Pupil Day (روز دانش‌آموز) in Iran falls on 13 Aban (typically November 4). According to records from the Foundation of Martyrs and Veterans Affairs, the day commemorates the death of two individuals—one of whom was a student—during the 1979 Revolution protests on the morning of November 4, 1978 (13 Aban 1357 SH) at the University of Tehran.

== Event ==
On the morning of November 4, 1978, students in Tehran gathered on the campus of the University of Tehran as a sign of protest. They were targeted by security forces under the government of Jafar Sharif-Emami.

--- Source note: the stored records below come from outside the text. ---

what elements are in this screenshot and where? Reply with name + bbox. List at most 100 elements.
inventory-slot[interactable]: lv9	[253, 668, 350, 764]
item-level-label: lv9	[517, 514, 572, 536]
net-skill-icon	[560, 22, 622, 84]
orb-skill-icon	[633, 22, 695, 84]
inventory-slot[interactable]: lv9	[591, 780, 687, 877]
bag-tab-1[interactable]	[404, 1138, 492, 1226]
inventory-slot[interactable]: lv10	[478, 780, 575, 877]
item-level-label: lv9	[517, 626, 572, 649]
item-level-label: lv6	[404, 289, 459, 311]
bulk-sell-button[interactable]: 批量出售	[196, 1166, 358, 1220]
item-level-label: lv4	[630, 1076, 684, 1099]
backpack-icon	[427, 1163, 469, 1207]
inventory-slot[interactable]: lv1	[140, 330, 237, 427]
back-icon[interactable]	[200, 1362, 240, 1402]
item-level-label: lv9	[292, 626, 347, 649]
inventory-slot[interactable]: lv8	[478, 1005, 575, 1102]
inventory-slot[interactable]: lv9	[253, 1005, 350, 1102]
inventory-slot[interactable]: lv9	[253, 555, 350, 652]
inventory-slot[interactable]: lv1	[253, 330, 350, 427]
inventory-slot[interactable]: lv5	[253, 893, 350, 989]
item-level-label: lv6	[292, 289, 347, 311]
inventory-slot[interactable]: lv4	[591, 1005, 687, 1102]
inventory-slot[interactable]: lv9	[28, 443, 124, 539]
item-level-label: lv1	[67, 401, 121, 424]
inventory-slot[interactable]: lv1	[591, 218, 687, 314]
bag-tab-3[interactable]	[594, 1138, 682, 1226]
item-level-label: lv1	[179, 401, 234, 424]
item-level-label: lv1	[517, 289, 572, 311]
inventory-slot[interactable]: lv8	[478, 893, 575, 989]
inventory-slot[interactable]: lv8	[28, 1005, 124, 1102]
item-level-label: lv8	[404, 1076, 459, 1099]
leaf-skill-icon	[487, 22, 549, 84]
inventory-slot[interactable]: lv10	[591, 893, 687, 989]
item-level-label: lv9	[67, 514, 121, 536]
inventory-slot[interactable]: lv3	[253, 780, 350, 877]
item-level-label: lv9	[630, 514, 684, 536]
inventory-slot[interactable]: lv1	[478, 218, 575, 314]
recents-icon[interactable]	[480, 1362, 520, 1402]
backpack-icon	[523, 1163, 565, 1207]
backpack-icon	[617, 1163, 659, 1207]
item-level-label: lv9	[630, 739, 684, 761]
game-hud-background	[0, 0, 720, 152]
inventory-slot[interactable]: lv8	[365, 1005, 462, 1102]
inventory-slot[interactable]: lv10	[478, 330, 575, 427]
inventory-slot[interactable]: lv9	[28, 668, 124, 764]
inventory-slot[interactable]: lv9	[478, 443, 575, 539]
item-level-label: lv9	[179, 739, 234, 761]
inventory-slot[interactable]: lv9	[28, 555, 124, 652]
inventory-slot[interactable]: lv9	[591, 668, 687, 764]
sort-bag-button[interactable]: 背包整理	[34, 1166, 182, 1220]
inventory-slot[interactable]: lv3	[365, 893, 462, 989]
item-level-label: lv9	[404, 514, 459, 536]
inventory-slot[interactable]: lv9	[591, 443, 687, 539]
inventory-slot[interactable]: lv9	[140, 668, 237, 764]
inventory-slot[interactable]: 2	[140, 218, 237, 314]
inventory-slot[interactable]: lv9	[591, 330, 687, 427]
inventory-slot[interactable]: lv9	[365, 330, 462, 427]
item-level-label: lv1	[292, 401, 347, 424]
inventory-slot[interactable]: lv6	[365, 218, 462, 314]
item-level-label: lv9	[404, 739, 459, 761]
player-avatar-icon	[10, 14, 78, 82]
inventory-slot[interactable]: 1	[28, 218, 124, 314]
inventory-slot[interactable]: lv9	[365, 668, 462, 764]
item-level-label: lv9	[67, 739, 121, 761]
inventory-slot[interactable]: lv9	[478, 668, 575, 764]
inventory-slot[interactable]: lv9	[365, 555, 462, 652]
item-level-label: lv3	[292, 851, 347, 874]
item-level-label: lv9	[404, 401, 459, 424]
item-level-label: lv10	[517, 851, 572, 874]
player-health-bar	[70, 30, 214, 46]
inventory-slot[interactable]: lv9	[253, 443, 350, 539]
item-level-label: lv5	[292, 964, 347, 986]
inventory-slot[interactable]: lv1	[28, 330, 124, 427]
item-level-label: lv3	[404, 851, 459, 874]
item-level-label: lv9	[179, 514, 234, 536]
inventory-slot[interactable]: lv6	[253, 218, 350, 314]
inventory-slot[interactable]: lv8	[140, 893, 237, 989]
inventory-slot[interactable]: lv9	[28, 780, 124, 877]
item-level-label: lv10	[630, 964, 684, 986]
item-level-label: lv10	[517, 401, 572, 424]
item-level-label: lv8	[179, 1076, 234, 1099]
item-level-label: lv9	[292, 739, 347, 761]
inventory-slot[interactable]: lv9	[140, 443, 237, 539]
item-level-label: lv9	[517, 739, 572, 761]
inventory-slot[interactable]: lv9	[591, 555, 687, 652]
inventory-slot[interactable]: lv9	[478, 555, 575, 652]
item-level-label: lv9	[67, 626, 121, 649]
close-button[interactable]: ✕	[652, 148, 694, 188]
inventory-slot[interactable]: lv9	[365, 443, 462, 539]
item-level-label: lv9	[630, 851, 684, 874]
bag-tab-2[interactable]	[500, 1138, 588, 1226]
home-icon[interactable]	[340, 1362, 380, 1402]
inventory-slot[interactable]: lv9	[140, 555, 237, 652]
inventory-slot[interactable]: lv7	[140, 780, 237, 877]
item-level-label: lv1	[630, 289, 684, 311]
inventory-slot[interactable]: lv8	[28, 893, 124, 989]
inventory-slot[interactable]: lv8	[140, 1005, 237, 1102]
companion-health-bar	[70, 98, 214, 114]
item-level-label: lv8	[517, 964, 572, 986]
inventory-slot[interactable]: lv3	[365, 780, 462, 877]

During this demonstration, which included participation from other social groups, security forces used tear gas and live ammunition. According to documented reports, one student was killed and three others were injured during the clash.

== Origin of naming ==
On February 5, 1979 (16 Bahman 1357 SH), a group of students from schools in the capital issued a statement declaring: "We, the Iranian students, declare Saturday, November 4, 1978 (13 Aban), as 'Pupil Day' and intend to commemorate the martyrs of the student movement annually to strengthen our unity." To honor this occasion, 13 Aban was officially incorporated into the Iranian calendar as Pupil Day.

==Casualties==
The reported number of casualties is a subject of significant discrepancy. Some Iranian state-affiliated archives, such as the Center for Historical Documents Investigation, claim that 56 people were killed. However, these accounts often employ highly partisan and non-neutral terminology, describing the government of the time as a "bloodthirsty regime" (saffak) and its security forces as "executioners" (dezhkhiman). These figures are not corroborated by official martyr databases or independent historical research, such as those by Emadaddin Baghi, which report far fewer confirmed deaths.